La démocratie pour le centre

Le système bâti après la guerre obtint des résultats qu'il serait absurde de nier. Les États-Unis évitèrent de répéter le châtiment infligé à l'Allemagne après la Première Guerre mondiale. Le plan Marshall contribua à reconstruire l'Europe occidentale ; les institutions issues de Bretton Woods organisèrent l'économie internationale ; et l'OTAN fit de la défense d'une grande partie du continent un engagement collectif adossé à la puissance américaine.

La République fédérale d'Allemagne devint une démocratie prospère. Le Japon, soumis pendant l'occupation à de profondes réformes politiques et institutionnelles, passa de la dévastation au rang de deuxième économie du monde. Des pays qui s'étaient combattus pendant des générations formèrent la Communauté européenne du charbon et de l'acier et, avec le temps, l'Union européenne. Au centre du nouveau système, la guerre entre anciennes puissances rivales cessa de paraître inévitable.

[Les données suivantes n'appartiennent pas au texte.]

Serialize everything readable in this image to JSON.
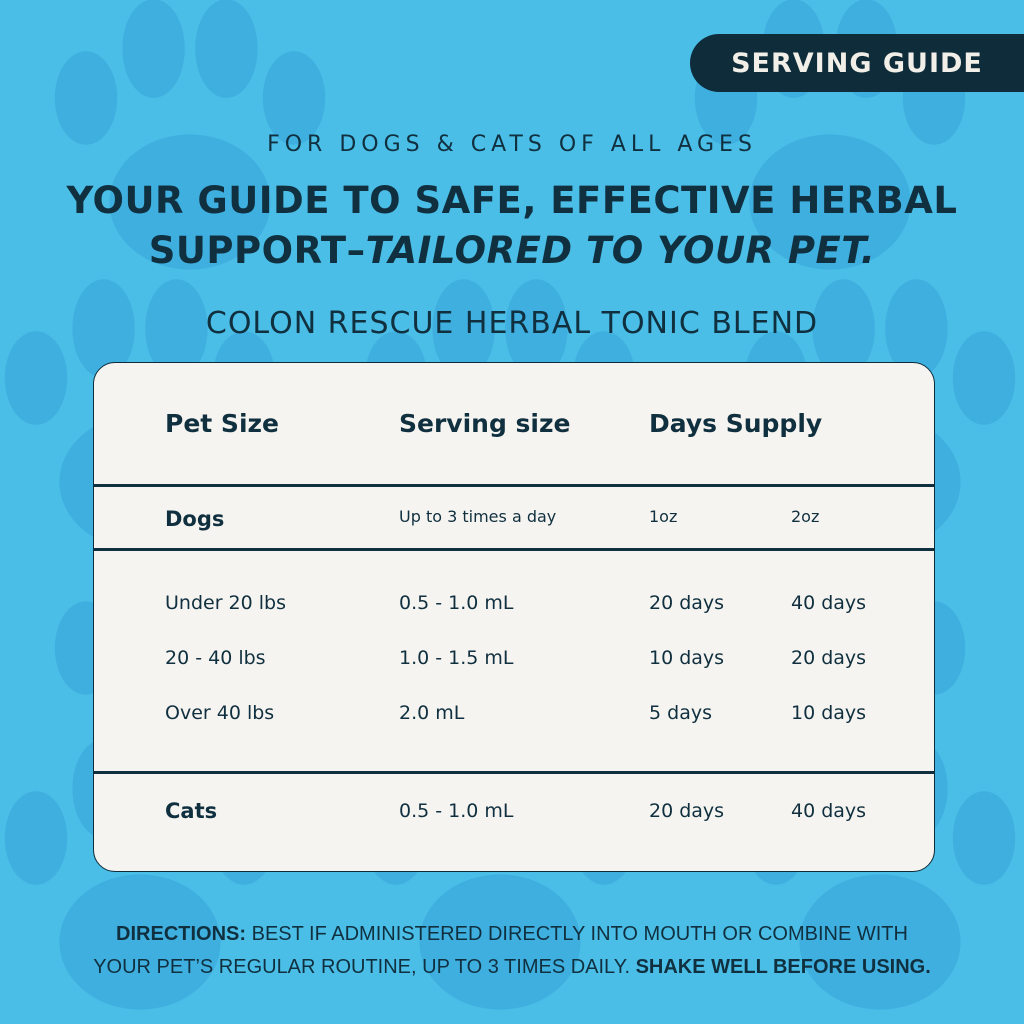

L'historien John Lewis Gaddis a appelé « la Longue Paix » la période où les États-Unis et l'Union soviétique s'affrontèrent sur presque tous les terrains, sauf dans une guerre ouverte entre eux. La peur de la destruction nucléaire contribua à les retenir, et la menace soviétique maintint la cohésion de l'Occident pendant quatre décennies. Mais cette paix eut des frontières. En Corée, au Vietnam, en Afghanistan, en Angola, dans la Corne de l'Afrique et en Amérique latine, la guerre froide se livra à feu et à sang. Les grandes puissances évitèrent de s'attaquer directement et déplacèrent l'affrontement vers des territoires où moururent des millions de personnes. La démocratie libérale devint l'identité politique de l'Occident, mais pas toujours le principe qui guidait ses décisions extérieures.

Les États-Unis : la démocratie subordonnée à l'anticommunisme

La contradiction américaine ne commença ni avec Nixon ni avec la fin de la guerre froide. Bien avant les dictatures du Cône Sud, Washington avait cohabité avec des gouvernements sanguinaires dans les Caraïbes, pourvu qu'ils fussent stables, qu'ils protégeassent ses intérêts et qu'ils se déclarassent anticommunistes.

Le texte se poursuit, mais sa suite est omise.